On an overcast Christmas afternoon in 1973, a handful of reporters and photographers huddled on the snowy pavement outside the front door of Ottawa's Civic Hospital, waiting for the prime minister.
They were almost all young journalists. While their seniors savoured the warm oven aromas of Christmas turkeys at home, the juniors were dispatched for a brief photo op in the snow and cold.
Pierre Trudeau was en route to the hospital to visit wife Margaret and his newborn son, his second Christmas baby in two years.
The prime minister's car pulled up and he stepped out, hoisted his first-born, two-year-old son in his arms and strode towards the door.
There was no deep phalanx of cameras, no boiling scrum waving microphones and shouting questions and no squad of grim security staff to clear the way, just a clutch of journalists, father, son and maybe a single, watchful Mountie.
The prime minister, a deceptively diminutive man who somehow always seemed taller than life, smiled as a couple of people in the group congratulated him.
He commented that it was a fine day, that mother and son were doing fine. He was not a man known for small talk, but he was clearly a happy man.

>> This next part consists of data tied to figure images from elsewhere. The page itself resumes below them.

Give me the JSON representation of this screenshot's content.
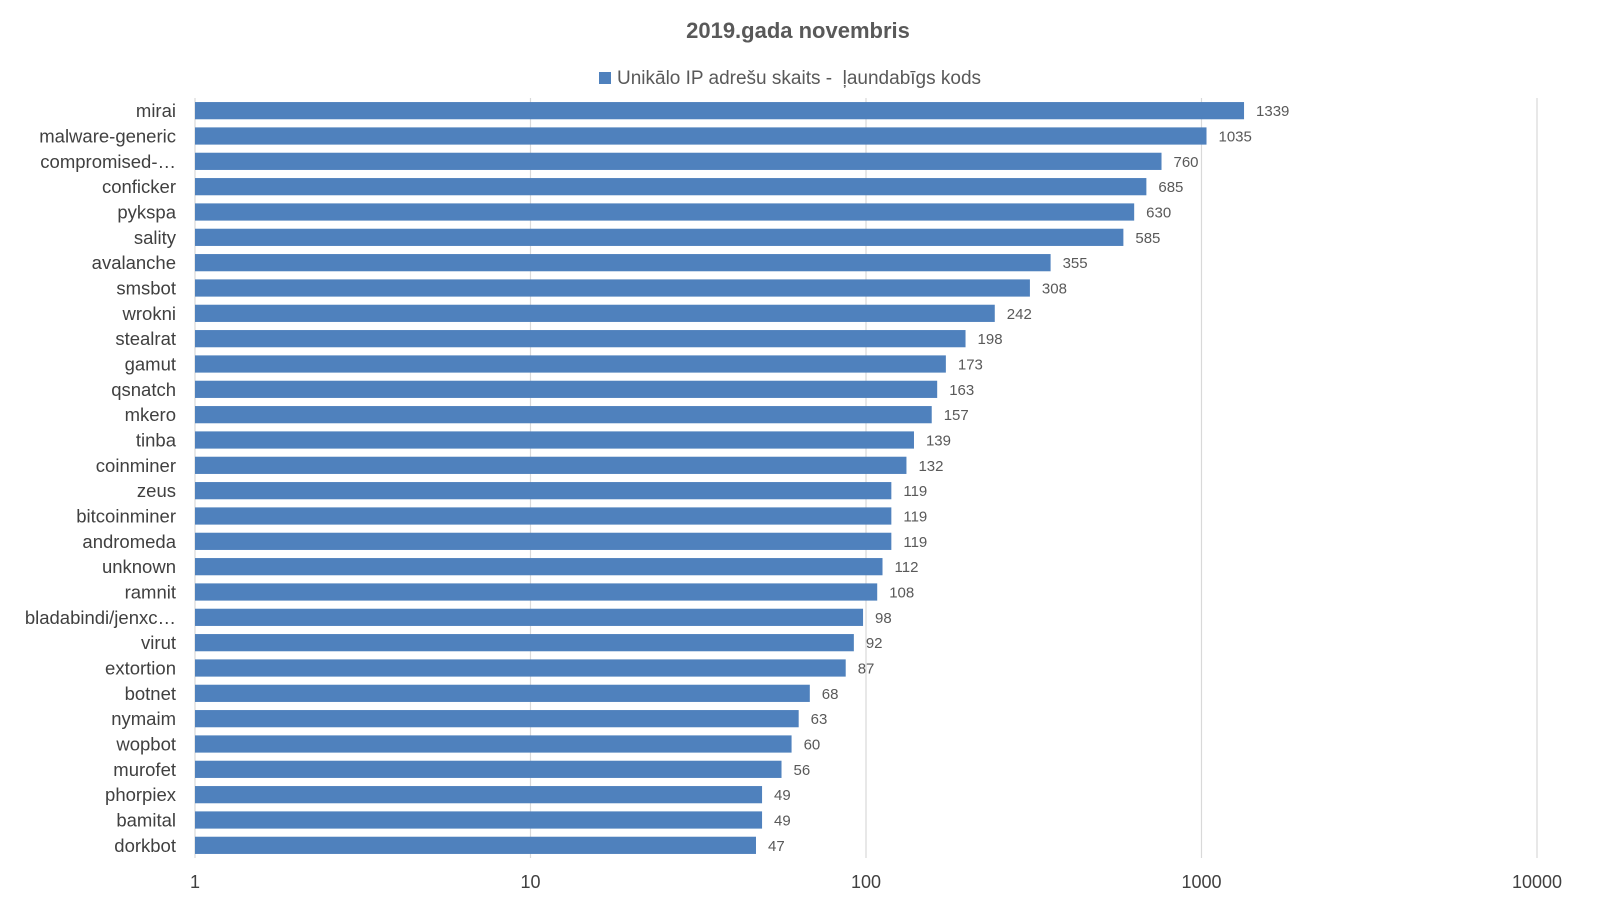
{
  "chart_data": {
    "type": "bar",
    "orientation": "horizontal",
    "title": "2019.gada novembris",
    "xscale": "log",
    "xlim": [
      1,
      10000
    ],
    "xticks": [
      "1",
      "10",
      "100",
      "1000",
      "10000"
    ],
    "grid": true,
    "legend_position": "top",
    "bar_color": "#4f81bd",
    "series": [
      {
        "name": "Unikālo IP adrešu skaits -  ļaundabīgs kods",
        "values": [
          1339,
          1035,
          760,
          685,
          630,
          585,
          355,
          308,
          242,
          198,
          173,
          163,
          157,
          139,
          132,
          119,
          119,
          119,
          112,
          108,
          98,
          92,
          87,
          68,
          63,
          60,
          56,
          49,
          49,
          47
        ]
      }
    ],
    "categories": [
      "mirai",
      "malware-generic",
      "compromised-…",
      "conficker",
      "pykspa",
      "sality",
      "avalanche",
      "smsbot",
      "wrokni",
      "stealrat",
      "gamut",
      "qsnatch",
      "mkero",
      "tinba",
      "coinminer",
      "zeus",
      "bitcoinminer",
      "andromeda",
      "unknown",
      "ramnit",
      "bladabindi/jenxc…",
      "virut",
      "extortion",
      "botnet",
      "nymaim",
      "wopbot",
      "murofet",
      "phorpiex",
      "bamital",
      "dorkbot"
    ]
  }
}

It was a quiet moment in a more innocent time, before journalists and politicians were automatic antagonists, when civility and deference still had a feeble grip on politics and press.
After a perfunctory chat and the obligatory photos, Trudeau moved up the steps. The dark-eyed toddler in his arms peered curiously over his father's shoulder at the strangers and their cameras and notebooks. He smiled and raised a pudgy hand in a wave.

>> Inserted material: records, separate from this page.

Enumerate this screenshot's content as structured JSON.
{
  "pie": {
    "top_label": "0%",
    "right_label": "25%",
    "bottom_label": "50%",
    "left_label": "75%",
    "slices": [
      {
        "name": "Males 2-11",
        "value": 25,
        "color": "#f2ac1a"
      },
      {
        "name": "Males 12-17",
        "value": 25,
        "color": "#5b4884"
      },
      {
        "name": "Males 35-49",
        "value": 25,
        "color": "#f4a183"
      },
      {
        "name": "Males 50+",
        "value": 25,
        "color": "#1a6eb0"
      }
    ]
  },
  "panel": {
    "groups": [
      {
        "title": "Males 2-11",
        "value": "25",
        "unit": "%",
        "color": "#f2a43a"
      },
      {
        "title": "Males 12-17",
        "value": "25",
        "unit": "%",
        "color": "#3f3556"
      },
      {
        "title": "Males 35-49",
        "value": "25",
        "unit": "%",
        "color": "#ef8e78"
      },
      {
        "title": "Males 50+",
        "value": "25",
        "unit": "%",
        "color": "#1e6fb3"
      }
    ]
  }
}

"Happy Christmas," he piped. "Happy birthday."
It was Justin Trudeau's first comment to the media and was duly written down and sent out on the old-fashioned news wires. No selfies, no Twitter feeds, no Facebook comments, no Instagram, no live coverage, just a small item and a photo of a little boy on his birthday about to meet a new brother, Sacha.
In two weeks, that toddler, long grown to manhood, will assume his father's mantle and become prime minister.
His dogged election campaign, with his appeals to "the better angels," his calls for unity and his insistence that things can always be better, will likely be the definitive image for Canadians.
But for the handful who saw him that morning, there is another, indelible image of a brief, bright smile and a hesitant wave that will linger.